Ya wanna put that in plain English please, now that you're back from vacation to the beach and can put your eyeballs back in your head.

kevinkr
08-07-2008, 03:35 PM
From an engineering standpoint externally attenuating the signal and then gaining it up to compensate for the loss in level actually results in a raised noise floor. Perhaps the slightly increased noise that results gives an increased sense of spaciousness. Try measuring the noise floor of this setup with an Audio Precision and you will see what I mean.

Emo-Fan
08-07-2008, 05:13 PM
You're right, of course, Kevinkr. It did indeed raise the noise floor, but, using the aforementioned technique with the mixer's meters vis-a-vis the VU meters on the r2r lowered anywhere from 6 to 9 dB (depending on the tape quality) it's worth the trade-off. As I just told Scorpion8, I mastered my material down to CD and much of the spaciousness is noticeably missing. But the alternative is straight digital, yielding a hiss-free but hard, dry sound. Yuck.

Entirely in the digital domain, it is possible to tweak the cutoff frequency on my synth parameters (frequency domain) and the resonance (time domain) and get essentially the same results, but again, lacking the jazz nightclub, analogue, you-are-there warmth. Hammond organ samples benefited more than I would have thought (too much vibrato at higher volume levels makes a lot of mud, though); digital pianos, too, don't sound like they're on top of the other instruments. They just hang in the air like they're supposed to.
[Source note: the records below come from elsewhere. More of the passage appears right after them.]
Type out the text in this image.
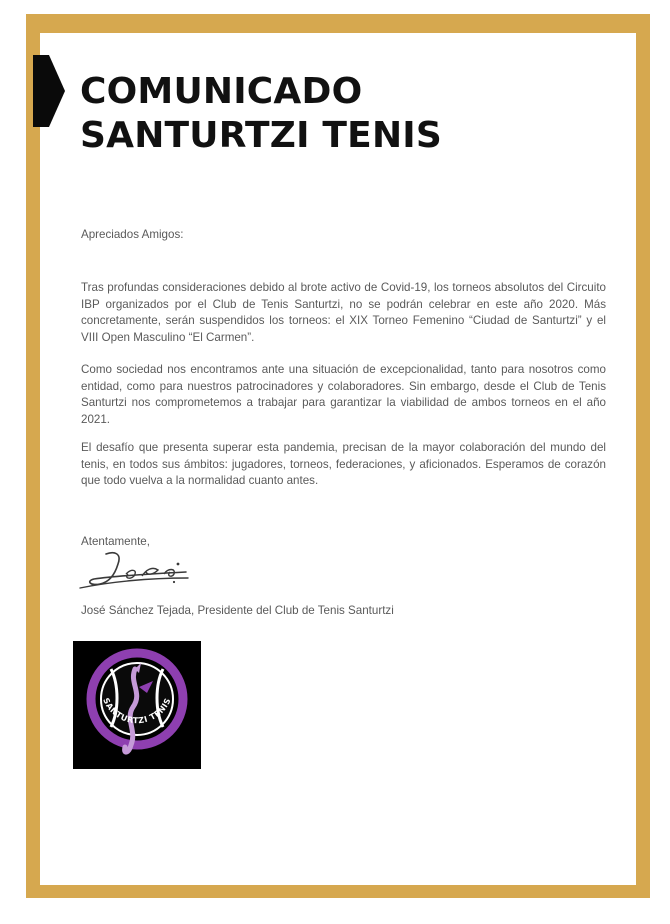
COMUNICADO
SANTURTZI TENIS

Apreciados Amigos:

Tras profundas consideraciones debido al brote activo de Covid-19, los torneos absolutos del Circuito IBP organizados por el Club de Tenis Santurtzi, no se podrán celebrar en este año 2020. Más concretamente, serán suspendidos los torneos: el XIX Torneo Femenino “Ciudad de Santurtzi” y el VIII Open Masculino “El Carmen”.

Como sociedad nos encontramos ante una situación de excepcionalidad, tanto para nosotros como entidad, como para nuestros patrocinadores y colaboradores. Sin embargo, desde el Club de Tenis Santurtzi nos comprometemos a trabajar para garantizar la viabilidad de ambos torneos en el año 2021.

El desafío que presenta superar esta pandemia, precisan de la mayor colaboración del mundo del tenis, en todos sus ámbitos: jugadores, torneos, federaciones, y aficionados. Esperamos de corazón que todo vuelva a la normalidad cuanto antes.

Atentamente,

José Sánchez Tejada, Presidente del Club de Tenis Santurtzi

SANTURTZI TENIS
I hate tape hiss, but I also hate noise reduction and I compared some of my digital imstruments like trumpet solos (where hiss would really be evident) to CD recordings of real trumpets and, without the above mixing arrangement in this discussion, r2r even without noise reduction is as quiet as or quieter than even some exceptional sounding CDs!

You're right about the noise floor, though. Thanks for the reply!

kevinkr
08-08-2008, 08:07 AM
It's an interesting subject.. I'm slowly collecting the bits and pieces to set up a home studio, but I am not a musician - plan is to "lure" musician friends to record at my place.. And I will be transferring analog to digital for demo cds - so all of this is of great interest to me.

This is a great place to talk about tape, and I'm glad I joined a few days ago..*reelspin**reelspin*

Emo-Fan
08-11-2008, 12:05 PM
On the subject of recording without noise reduction...(tangentially related to this thread)

A friend who used to be in a band said that he'd record using his mixer with the bass part of the equalizer turned down, say 12 dB, allowing him to record at higher volume levels. (It's the bass that moves those meters into the red fairly quickly.) Then, on playback, he'd restore the equalization in the bass by the same amount. I'm thinking that this procedure leads to other EQ problems and I therefore have some reservations about it. Any thoughts?